SBB wollen Klimatisierung an Hitze anpassen
Man prüfe derzeit die Möglichkeiten einer technischen Anpassung, um eine stärkere Kühlung zu ermöglichen. Dabei würden auch ökologische und ökonomische Aspekte berücksichtigt. «Man darf aber nicht erwarten, dass die Klimaanlage bei extremen 35 Grad Aussentemperatur im Wagen auf 20 bis 25 Grad herunterkühlt», sagt Walter von Andrian, Chefredaktor der Schweizer-Eisenbahn-Revue bei «20 Minuten».
Vor allem bei S-Bahnen strömt bei jedem Halt heisse Luft ins Innere der Wagen und kalte Luft nach aussen. Abgesehen davon, dass es weder wirtschaftlich noch ökologisch sinnvoll sei, entstünden durch zu grosse Temperaturunterschiede zwischen innen und aussen auch Gefahren für die Gesundheit von Reisenden und Personal.
Fahrplanwechsel 2020 bringt auch neues Rollmaterial
Die SBB bauen ihr Angebot auch mit dem Fahrplan 2020 weiter aus. Ab dem 15. Dezember 2019 rollen 1,8 Prozent mehr Regional- und 1,5 Prozent mehr Fernverkehrszüge über das SBB-Streckennetz.
Bild: Keystone
Mit dem neuen Fahrplan wird das S-Bahn-Netz Léman-Express in Betrieb genommen. Es handelt sich dann um das grösste grenzüberschreitende S-Bahn-Netz Europas.

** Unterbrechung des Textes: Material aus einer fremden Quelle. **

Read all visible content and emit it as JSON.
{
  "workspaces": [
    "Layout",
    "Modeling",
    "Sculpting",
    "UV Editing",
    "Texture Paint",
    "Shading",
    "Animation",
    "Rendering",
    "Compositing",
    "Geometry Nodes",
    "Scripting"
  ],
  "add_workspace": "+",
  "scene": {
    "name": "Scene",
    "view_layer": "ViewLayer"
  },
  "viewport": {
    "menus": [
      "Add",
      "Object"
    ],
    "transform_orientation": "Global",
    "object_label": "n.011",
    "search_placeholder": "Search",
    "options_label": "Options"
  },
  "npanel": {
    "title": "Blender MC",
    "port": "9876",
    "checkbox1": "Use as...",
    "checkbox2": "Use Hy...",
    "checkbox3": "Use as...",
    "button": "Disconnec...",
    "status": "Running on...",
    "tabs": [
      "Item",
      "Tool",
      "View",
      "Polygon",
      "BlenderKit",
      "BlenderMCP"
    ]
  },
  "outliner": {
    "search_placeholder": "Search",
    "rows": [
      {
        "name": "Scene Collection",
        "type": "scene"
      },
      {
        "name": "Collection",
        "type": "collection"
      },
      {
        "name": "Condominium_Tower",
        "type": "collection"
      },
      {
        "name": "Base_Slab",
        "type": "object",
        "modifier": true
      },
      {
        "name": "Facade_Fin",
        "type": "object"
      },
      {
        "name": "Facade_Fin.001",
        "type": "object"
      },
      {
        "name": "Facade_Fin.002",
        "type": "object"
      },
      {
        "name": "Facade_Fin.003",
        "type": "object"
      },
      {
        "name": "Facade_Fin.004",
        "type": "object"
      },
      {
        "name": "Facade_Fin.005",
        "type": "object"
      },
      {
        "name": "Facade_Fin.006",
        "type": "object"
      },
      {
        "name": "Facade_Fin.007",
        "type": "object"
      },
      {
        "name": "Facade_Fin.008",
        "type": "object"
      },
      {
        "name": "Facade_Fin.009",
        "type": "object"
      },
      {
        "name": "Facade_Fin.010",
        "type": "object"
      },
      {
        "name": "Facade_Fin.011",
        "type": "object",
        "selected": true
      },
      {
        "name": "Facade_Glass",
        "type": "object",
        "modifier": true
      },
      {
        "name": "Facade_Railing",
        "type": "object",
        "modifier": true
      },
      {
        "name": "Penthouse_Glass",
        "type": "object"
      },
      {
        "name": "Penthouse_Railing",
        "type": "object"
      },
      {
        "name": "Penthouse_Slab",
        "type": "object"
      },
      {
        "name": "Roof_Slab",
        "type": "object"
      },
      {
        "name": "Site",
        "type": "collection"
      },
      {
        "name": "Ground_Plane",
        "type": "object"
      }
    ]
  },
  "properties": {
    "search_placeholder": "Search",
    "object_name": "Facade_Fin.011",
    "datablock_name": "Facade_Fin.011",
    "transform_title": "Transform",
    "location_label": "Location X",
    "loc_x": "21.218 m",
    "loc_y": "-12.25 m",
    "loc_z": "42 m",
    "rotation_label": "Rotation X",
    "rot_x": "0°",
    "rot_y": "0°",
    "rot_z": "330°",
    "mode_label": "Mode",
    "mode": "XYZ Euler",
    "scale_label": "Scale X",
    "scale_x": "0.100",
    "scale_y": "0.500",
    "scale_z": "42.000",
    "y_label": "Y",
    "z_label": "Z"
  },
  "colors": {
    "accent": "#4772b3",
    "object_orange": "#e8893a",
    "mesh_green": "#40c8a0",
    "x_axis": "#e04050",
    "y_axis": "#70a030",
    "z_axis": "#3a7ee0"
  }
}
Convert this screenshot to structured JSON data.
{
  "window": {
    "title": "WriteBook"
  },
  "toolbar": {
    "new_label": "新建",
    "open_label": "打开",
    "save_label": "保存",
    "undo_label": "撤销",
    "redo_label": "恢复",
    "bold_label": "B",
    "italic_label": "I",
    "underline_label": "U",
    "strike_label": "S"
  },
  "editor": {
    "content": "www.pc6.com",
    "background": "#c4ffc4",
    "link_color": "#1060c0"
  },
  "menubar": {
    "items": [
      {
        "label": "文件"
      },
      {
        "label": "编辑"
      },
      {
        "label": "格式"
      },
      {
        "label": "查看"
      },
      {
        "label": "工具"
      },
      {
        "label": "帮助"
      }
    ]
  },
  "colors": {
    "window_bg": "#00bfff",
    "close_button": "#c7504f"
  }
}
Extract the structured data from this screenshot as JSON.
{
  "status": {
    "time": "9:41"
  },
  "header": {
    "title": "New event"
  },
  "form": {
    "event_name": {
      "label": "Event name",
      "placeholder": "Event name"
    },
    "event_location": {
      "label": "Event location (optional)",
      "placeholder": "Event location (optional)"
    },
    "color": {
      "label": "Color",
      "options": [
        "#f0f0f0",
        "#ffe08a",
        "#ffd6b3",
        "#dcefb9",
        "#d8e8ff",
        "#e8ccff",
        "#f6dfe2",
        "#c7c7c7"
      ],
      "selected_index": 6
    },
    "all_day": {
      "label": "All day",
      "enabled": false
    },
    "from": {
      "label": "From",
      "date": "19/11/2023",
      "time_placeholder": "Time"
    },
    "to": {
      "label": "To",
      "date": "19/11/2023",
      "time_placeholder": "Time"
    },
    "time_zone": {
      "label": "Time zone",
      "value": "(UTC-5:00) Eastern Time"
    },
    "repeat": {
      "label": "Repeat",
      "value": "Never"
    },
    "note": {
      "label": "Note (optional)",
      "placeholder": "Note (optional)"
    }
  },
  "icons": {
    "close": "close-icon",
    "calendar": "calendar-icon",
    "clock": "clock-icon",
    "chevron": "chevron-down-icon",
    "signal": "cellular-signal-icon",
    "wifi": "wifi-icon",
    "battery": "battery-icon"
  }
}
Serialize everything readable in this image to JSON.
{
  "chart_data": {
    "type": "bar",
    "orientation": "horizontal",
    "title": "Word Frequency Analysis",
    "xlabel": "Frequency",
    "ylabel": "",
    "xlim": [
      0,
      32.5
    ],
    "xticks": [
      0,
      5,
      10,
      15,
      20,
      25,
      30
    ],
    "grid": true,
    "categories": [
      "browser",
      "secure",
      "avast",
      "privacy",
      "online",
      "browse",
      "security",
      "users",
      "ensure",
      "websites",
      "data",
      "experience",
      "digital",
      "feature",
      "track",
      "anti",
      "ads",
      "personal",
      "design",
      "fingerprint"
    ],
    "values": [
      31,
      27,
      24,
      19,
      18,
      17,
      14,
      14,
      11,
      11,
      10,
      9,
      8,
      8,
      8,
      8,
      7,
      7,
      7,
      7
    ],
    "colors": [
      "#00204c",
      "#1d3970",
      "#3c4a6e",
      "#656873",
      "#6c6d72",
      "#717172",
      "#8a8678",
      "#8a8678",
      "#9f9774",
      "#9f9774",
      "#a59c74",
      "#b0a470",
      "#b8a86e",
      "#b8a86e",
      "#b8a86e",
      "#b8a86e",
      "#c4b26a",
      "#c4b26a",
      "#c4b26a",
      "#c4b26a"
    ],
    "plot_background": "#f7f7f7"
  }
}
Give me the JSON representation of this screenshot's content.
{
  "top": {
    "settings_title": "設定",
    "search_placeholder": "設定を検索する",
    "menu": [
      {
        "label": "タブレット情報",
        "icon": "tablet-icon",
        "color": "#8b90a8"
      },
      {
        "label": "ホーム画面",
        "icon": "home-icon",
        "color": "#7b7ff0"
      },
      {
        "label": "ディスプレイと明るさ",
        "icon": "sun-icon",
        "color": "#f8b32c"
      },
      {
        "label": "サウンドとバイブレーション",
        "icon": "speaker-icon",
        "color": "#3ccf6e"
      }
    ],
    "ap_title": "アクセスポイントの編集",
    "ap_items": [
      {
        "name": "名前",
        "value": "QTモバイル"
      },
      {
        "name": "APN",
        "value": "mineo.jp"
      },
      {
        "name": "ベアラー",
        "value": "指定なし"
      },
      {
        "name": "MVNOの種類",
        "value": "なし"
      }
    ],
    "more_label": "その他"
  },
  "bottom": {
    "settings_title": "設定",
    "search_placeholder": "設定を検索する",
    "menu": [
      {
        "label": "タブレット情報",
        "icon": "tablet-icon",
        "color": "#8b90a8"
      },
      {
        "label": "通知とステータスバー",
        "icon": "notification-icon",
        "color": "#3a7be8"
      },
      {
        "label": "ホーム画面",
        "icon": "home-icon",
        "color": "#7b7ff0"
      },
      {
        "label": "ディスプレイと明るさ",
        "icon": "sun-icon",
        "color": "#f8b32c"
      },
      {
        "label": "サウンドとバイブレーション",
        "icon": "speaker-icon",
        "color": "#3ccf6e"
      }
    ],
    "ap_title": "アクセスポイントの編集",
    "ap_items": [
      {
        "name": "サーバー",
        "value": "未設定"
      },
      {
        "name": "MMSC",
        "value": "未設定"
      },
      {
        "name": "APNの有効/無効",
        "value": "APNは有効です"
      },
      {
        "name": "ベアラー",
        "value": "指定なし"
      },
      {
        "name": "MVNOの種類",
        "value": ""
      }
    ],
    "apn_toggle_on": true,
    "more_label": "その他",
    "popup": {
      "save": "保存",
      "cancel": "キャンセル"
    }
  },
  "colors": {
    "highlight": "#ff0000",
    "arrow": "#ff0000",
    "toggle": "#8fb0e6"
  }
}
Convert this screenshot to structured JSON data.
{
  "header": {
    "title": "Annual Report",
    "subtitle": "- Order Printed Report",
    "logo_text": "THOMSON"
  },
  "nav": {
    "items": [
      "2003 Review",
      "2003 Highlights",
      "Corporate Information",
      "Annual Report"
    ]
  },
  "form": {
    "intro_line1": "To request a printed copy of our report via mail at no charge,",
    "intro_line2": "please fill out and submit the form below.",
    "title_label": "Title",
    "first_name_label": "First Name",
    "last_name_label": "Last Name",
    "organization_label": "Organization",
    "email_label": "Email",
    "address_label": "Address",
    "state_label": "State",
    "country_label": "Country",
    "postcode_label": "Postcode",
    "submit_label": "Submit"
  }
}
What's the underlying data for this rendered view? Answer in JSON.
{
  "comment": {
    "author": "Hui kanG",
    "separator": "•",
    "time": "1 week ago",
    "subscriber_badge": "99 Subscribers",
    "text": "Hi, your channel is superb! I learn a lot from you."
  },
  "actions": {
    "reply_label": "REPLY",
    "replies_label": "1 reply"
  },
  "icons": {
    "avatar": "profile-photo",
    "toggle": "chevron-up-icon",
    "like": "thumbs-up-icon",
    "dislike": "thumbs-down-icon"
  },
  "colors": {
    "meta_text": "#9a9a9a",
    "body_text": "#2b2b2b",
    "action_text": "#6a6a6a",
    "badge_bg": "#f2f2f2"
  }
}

Mehr Kapazität Richtung Paris: Die 19 bisher verkehrenden Zugskompositionen des TGV Lyria mit je 355 Sitzplätzen sind in die Jahre gekommen und werden durch 15 Doppelstockzüge ersetzt, die je 507 Sitzplätze aufweisen. Damit erhöht sich die Kapazität um 30 Prozent.
Bild: Christophe Recoura/TGV Lyria
Im Verkehr mit Deutschland verkehren künftig die neuen ICE-4-Züge.
Bild: Getty Images
Ausgebaut wird der Einsatz der neuen Giruno-Triebzüge auf der Gotthardstrecke. Sie verkehren heute von Basel bzw. Zürich ins Tessin. Neu werden die Giruno auch für Fahrten bis Mailand-Centrale verwendet.
Bild: Keystone
Auch die bisher pannenanfälligen Fernverkehrs-Doppelstockzüge FV-Dosto sollen zusätzlich auf der Strecke Basel-Zürich-Chur zum Einsatz kommen.